The practice of medicine inherently involves intense emotional experiences. Instead of avoiding these feelings, we must embrace them if we want to grow.
“May we come in?” I said.
We walked into the room to meet our newly admitted ICU patient, a middle-aged man who leaned forward in his hospital bed, his shallow breaths quickening as he spoke. Tripoding. He’s having difficulty breathing. My co-resident and I looked at each other briefly. We need to ask him about his code status in case he needs to be intubated. He and his wife wanted everything to be done.
“You’ll feel a pinch in your neck,” I warned as I steadied my hand, ready to inject numbing medication before inserting a central venous catheter.
He lay in bed with a light blue drape placed carefully over his head for sterility. The drape started fluttering, then shook violently.
“Sir, can you please try not to move? Please?” I asked.
There was no response.
He sat up, “Help me!” and then slumped forward.
I checked his pulse, lay him supine, and started chest compressions. We couldn’t bring him back.
Until that day, I was certain I would become an intensivist. I’d chosen anesthesia residency with the goal of specializing in critical care. After my patient’s death, the guilt and self-doubt were unshakeable. I was in his room when his heart stopped. How could I have not seen it coming? Over the next few months, I felt a sense of dread every time I entered the ICU. Ultimately, I decided against specializing in critical care. In hindsight, this career switch helped me find my true passion, pediatric anesthesiology.
Dropping out, surviving, or thriving
It wasn’t until years later that I heard the term “second victim” and learned about three potential trajectories after an event—dropping out, surviving, or thriving. I realized I’d clearly dropped out after my patient’s death during residency. I felt disappointed in my younger self, but I also felt a sense of relief. I wasn’t the only one who felt these emotions and I was certainly not the only one who had made the decision to walk away.

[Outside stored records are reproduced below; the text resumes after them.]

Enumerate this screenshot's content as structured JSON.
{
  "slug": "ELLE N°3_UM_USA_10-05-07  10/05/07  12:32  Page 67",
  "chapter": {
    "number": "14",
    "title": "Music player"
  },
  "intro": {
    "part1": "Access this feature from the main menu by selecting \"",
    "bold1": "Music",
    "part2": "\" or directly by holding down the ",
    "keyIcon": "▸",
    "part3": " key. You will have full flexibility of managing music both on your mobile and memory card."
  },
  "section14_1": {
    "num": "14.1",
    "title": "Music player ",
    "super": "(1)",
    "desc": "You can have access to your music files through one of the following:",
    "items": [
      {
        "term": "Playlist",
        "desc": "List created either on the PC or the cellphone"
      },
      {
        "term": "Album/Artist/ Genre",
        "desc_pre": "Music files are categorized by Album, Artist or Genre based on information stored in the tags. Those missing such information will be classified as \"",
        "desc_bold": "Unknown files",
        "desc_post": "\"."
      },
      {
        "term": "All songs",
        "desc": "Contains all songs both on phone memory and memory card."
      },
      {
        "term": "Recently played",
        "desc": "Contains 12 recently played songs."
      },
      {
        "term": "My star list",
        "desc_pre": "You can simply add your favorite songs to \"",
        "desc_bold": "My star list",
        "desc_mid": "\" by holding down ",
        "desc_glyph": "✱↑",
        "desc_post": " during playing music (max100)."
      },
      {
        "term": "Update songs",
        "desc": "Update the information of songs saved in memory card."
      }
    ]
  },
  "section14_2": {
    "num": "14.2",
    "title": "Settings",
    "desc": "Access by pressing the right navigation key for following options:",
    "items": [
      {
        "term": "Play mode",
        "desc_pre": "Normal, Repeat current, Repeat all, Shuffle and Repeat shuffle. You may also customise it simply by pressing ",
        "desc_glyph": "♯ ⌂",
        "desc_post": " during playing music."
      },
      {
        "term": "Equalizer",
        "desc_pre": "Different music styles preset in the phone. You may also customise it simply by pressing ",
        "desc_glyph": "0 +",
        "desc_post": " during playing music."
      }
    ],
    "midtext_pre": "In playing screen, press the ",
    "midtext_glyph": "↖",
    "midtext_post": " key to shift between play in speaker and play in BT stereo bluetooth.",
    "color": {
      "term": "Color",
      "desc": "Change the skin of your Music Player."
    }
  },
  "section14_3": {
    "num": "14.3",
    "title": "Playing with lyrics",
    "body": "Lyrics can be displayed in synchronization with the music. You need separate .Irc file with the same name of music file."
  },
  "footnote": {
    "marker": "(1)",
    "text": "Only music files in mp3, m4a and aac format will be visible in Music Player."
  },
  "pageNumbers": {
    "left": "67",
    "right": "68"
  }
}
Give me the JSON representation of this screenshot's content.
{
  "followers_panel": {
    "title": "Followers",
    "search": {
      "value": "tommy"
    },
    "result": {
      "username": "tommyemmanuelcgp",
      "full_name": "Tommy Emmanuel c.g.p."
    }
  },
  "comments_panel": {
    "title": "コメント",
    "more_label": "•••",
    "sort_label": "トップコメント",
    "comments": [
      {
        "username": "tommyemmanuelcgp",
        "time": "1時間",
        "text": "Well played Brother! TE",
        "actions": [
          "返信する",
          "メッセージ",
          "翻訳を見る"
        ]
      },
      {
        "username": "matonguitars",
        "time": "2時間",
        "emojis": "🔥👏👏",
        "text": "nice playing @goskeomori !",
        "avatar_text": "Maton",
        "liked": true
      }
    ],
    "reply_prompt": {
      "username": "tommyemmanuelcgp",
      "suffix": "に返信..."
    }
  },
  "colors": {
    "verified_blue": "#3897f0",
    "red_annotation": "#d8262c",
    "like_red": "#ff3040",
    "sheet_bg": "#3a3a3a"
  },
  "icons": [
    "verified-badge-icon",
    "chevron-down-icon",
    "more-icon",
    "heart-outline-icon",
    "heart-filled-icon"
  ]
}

When I lost my first patient in the operating room as a newly minted attending, the feelings of guilt and self-doubt returned full force. What could I have done differently? Would this patient have survived if someone else had taken care of them? Someone with more experience than me? One of my colleagues, who had been my advisor during residency, pulled me aside.
“This patient was very sick. You did everything you could. It’s normal to feel what you’re feeling right now,” he said.
I then realized I had a normal response to an abnormal event. His words were powerful and gave me pause. He knew exactly what I was experiencing. I thought back to the three trajectories and decided things would be different this time. I was going to thrive.
These events have fueled my passion for clinician well-being. The practice of medicine inherently involves intense emotional experiences. We shouldn’t hide from these emotions, but instead embrace them and allow them to help us grow. Here are a few lessons I’ve learned:
1. Stressful events can trigger a fight-or-flight response.
This response is called “amygdala hijack.” When the amygdala takes over, the prefrontal cortex shuts down, making it difficult to think clearly.
2. This is a normal reaction to an abnormal event.
It takes time to heal. It may take longer than you expect. Seemingly unrelated events may suddenly trigger you. This is all normal.
3. Show yourself compassion.
Try not to self-criticize. This event does not define you as a person or clinician. Treat yourself as you would treat a close friend.
4. Don’t suffer alone.
It may be tough to reach out for support. Remember, people want to help.
With the COVID-19 pandemic, we’re relying on new ways to stay connected and provide support. In these challenging times, we must all be there for each other. We’re stronger together.